These modern-day gingerbread men are made with coconut oil and have a soft, chewy texture with classic gingerbread flavor. JUMP TO RECIPE
Nothing gets me into the holiday spirit more than making gingerbread cookies. This year I updated my old recipe, one I’ve been using for many years, and came up with Coconut Oil Gingerbread Men. These cookies have a soft texture and classic gingerbread flavor and are so much fun to decorate. My old gingerbread men recipe calls for vegetable shortening, and in the past I used Crisco to make these cookies, but I no longer use partially hydrogenated fats (also known as trans fats) because they’ve been linked to inflammation and heart disease. A great replacement for products like Crisco is coconut oil and it can be used 1:1 so it’s an easy substitute.
Gingerbread cookies, or biscuits as they were sometime called, have a rich and interesting history dating back to the 16th century reign of Queen Elizabeth I, who was known for her over-the-top banquets. She had, at her disposal, a royal gingerbread baker who would make gingerbread men to represent the foreign dignitaries and other people in her court who might be present at these elaborate dinners. But the question of how gingerbread evolved into a holiday classic is still something of a mystery, though historians agree that it probably has to do with the spices that give gingerbread it’s unique taste – so warm and comforting during the winter months. This recipe for Coconut Oil Gingerbread Men has a hearty total of 2 tablespoons of gingerbread spices giving it delicious Yuletide flavor! If you’d like to read more about the history of gingerbread men check out this short article.
I like using these little squeeze bottles (pictured above) to decorate Coconut Oil Gingerbread Men but you can also use a traditional piping bag fitted with a #2 tip. When mixing up the icing it’s important to get the consistency (thickness) just right. If it’s too thin it won’t hold its shape and will run all over the cookie. If it’s too thick you’ll have trouble squeezing it out of the bottle/piping bag and it won’t flow freely to give you smooth, unbroken lines of icing. Unfortunately, there’s not a lot of margin for error so I use the 10 second rule to make sure the icing consistency is just right. Here’s how it works: after you mix up the icing take a knife and run it through the icing in a long straight line, going about 1 inch deep. Remove the knife and start counting. If the line you made with the knife disappears in 10 seconds your icing consistency is just right. If it smooths over much more quickly than that, it’s too thin. Add more confectioners’ sugar and try again. If it takes much longer than 10 seconds, thin the icing with a little water and try again. Here’s a great little video tutorial demonstrating the 10 second rule.
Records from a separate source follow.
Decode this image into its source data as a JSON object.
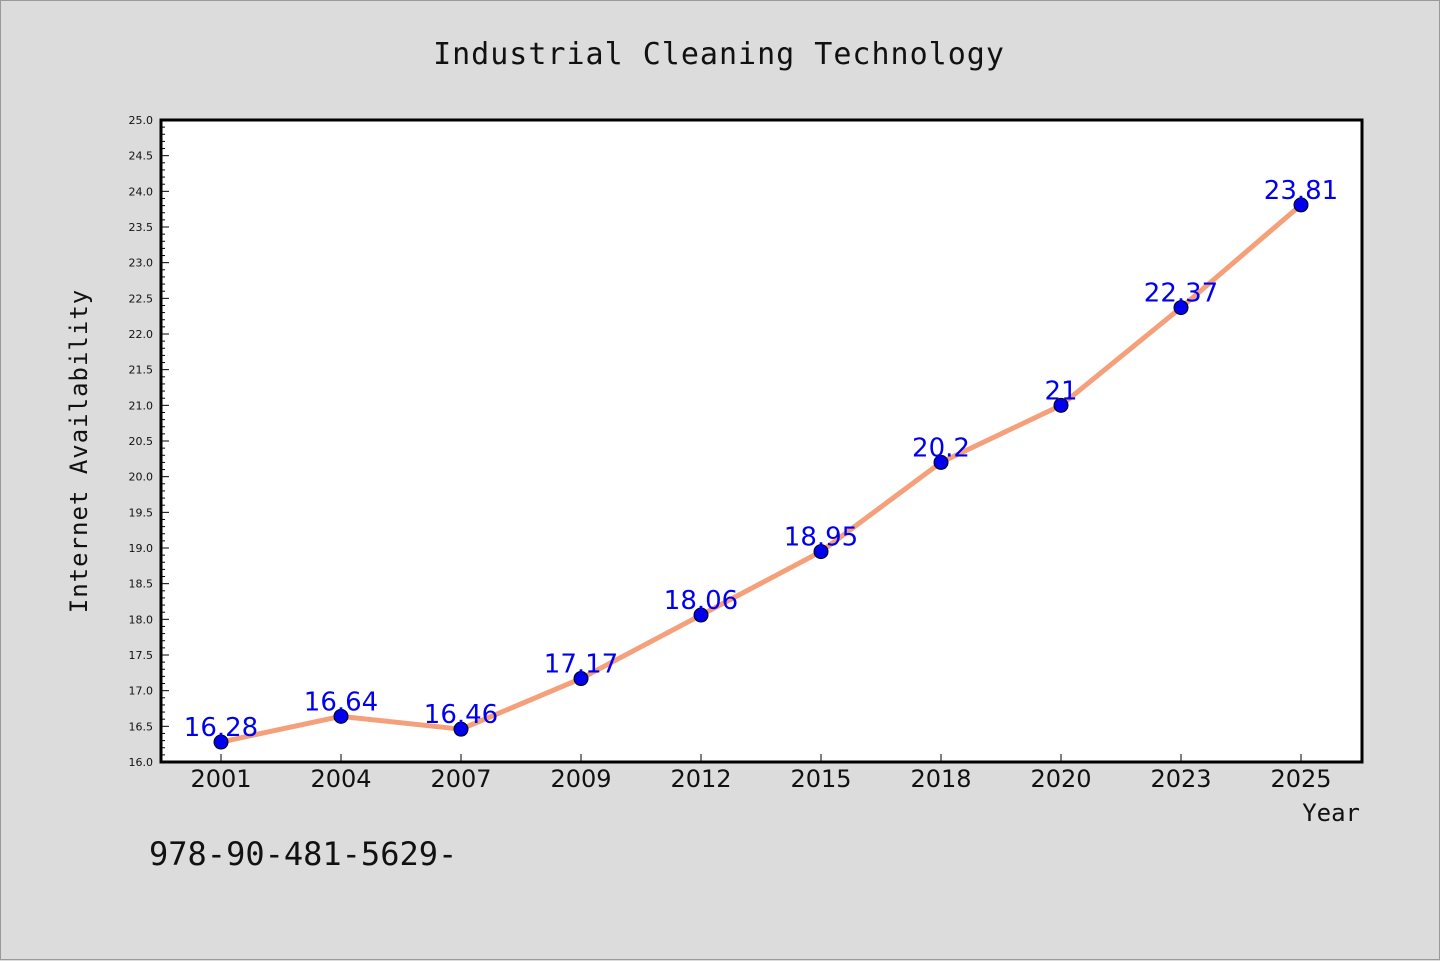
{
  "chart_data": {
    "type": "line",
    "title": "Industrial Cleaning Technology",
    "xlabel": "Year",
    "ylabel": "Internet Availability",
    "categories": [
      "2001",
      "2004",
      "2007",
      "2009",
      "2012",
      "2015",
      "2018",
      "2020",
      "2023",
      "2025"
    ],
    "series": [
      {
        "values": [
          16.28,
          16.64,
          16.46,
          17.17,
          18.06,
          18.95,
          20.2,
          21,
          22.37,
          23.81
        ],
        "labels": [
          "16.28",
          "16.64",
          "16.46",
          "17.17",
          "18.06",
          "18.95",
          "20.2",
          "21",
          "22.37",
          "23.81"
        ]
      }
    ],
    "ylim": [
      16.0,
      25.0
    ],
    "yticks": [
      "16.0",
      "16.5",
      "17.0",
      "17.5",
      "18.0",
      "18.5",
      "19.0",
      "19.5",
      "20.0",
      "20.5",
      "21.0",
      "21.5",
      "22.0",
      "22.5",
      "23.0",
      "23.5",
      "24.0",
      "24.5",
      "25.0"
    ],
    "grid": false,
    "legend": "none",
    "colors": {
      "line": "#f4a07a",
      "marker": "#0000ee",
      "label": "#0000ee",
      "background": "#dcdcdc",
      "plot_background": "#ffffff"
    }
  },
  "footnote": "978-90-481-5629-"
}
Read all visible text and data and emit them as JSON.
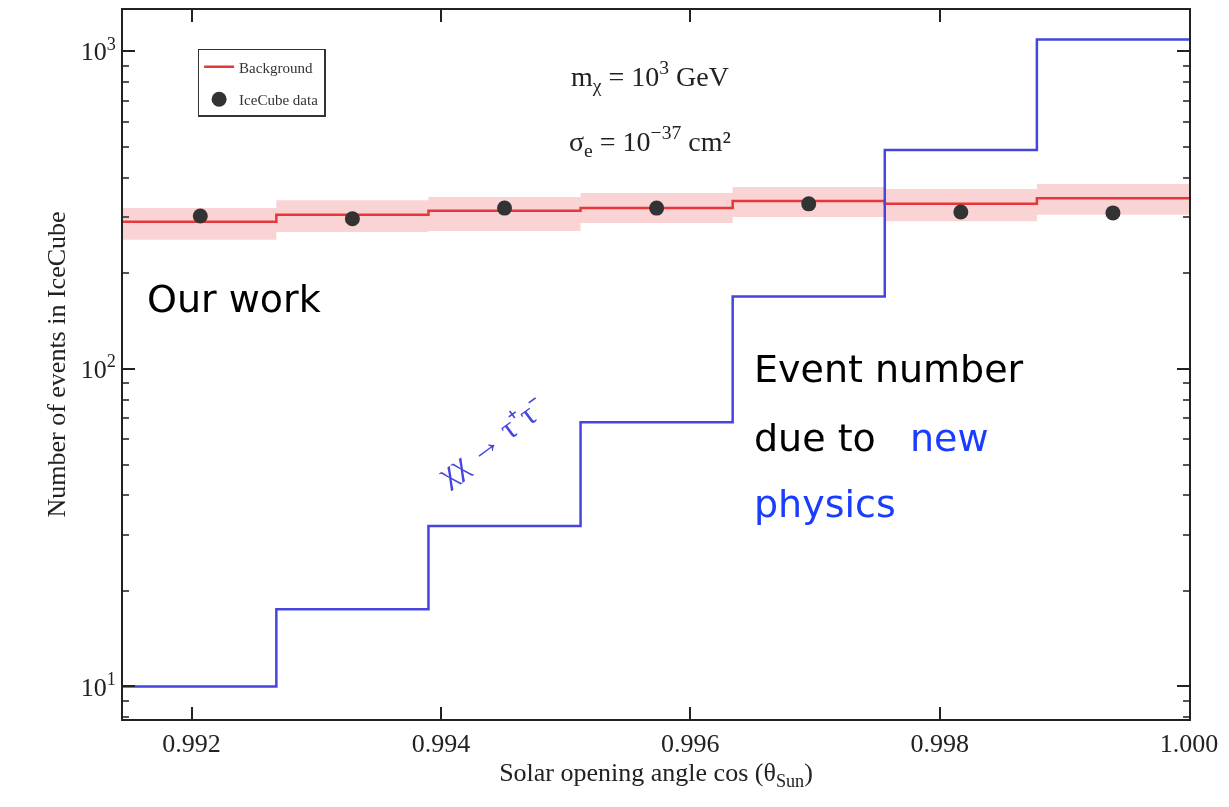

Check out these other holiday recipes: Raspberry Filled Christmas Tree Cookies, Vegan Rudolph Reindeer Cookies, Peppermint Black Bean Brownie Wreath, Wild Blueberry Pecan Baked Brie with Holiday Spices, Gluten-Free Gingerbread Bundt Cake, and Skinny Winter White Cosmopolitan.
If you make Coconut Oil Gingerbread Men don’t forget to snap a pic and tag me over on Instagram @QueenofMyKitchen. I’d love to see your creation!
- 5 cups all-purpose flour
- 1 teaspoon baking soda
- 1 teaspoon salt
- 2 teaspoons cinnamon
- 2 teaspoons ginger
- 1 teaspoon cloves
- 1 teaspoon nutmeg
- 1 cup raw cane sugar, evaporated cane juice, or white granulated sugar
- 1 cup melted, virgin, unrefined coconut oil, cooled slightly (see notes #1)
- 1¼ cups unsulphured molasses
- 2 eggs, beaten
- 1½ cups confectioners’ sugar
- 1 tablespoon dried egg whites
- 3 tablespoons warm water
- Fit a stand mixer with a paddle attachment and in a compatible mixing bowl combine the dry ingredients. Add the coconut oil, molasses, and eggs. Blend on medium speed until well mixed, scraping down the sides of the bowl occasionally. Wrap the dough in plastic wrap and chill for at least 1 hour. (See notes #2.)
- Preheat the oven to 350 degrees and line 2 baking sheets with parchment paper.
- On a lightly floured surface, roll the dough out to a thickness of ¼ inch. Stamp out gingerbread men using a 5- or 6-inch cookie cutter, and place on the baking sheets.
- Bake for 12-14 minutes, rotating the baking sheets halfway through the baking time.
- While the cookies are baking make the icing. Fit a stand mixer with a paddle attachment and in a compatible mixing bowl combine together the confectioners’ sugar and dried egg whites.
- Add the water and beat on high for 3-5 minutes until the icing is thick and forms peaks. (If the icing is too thick, add more water 1 teaspoon at a time.). Link to Sweetopia.
- Fill piping bags or squeeze bottles (one that have been fitted with #2 piping tips) with the icing and use to decorate the gingerbread men.
2. You can store the dough in the refrigerator for up to 3 days or freeze it for up to
1 month. Let it come to room temperature before rolling out.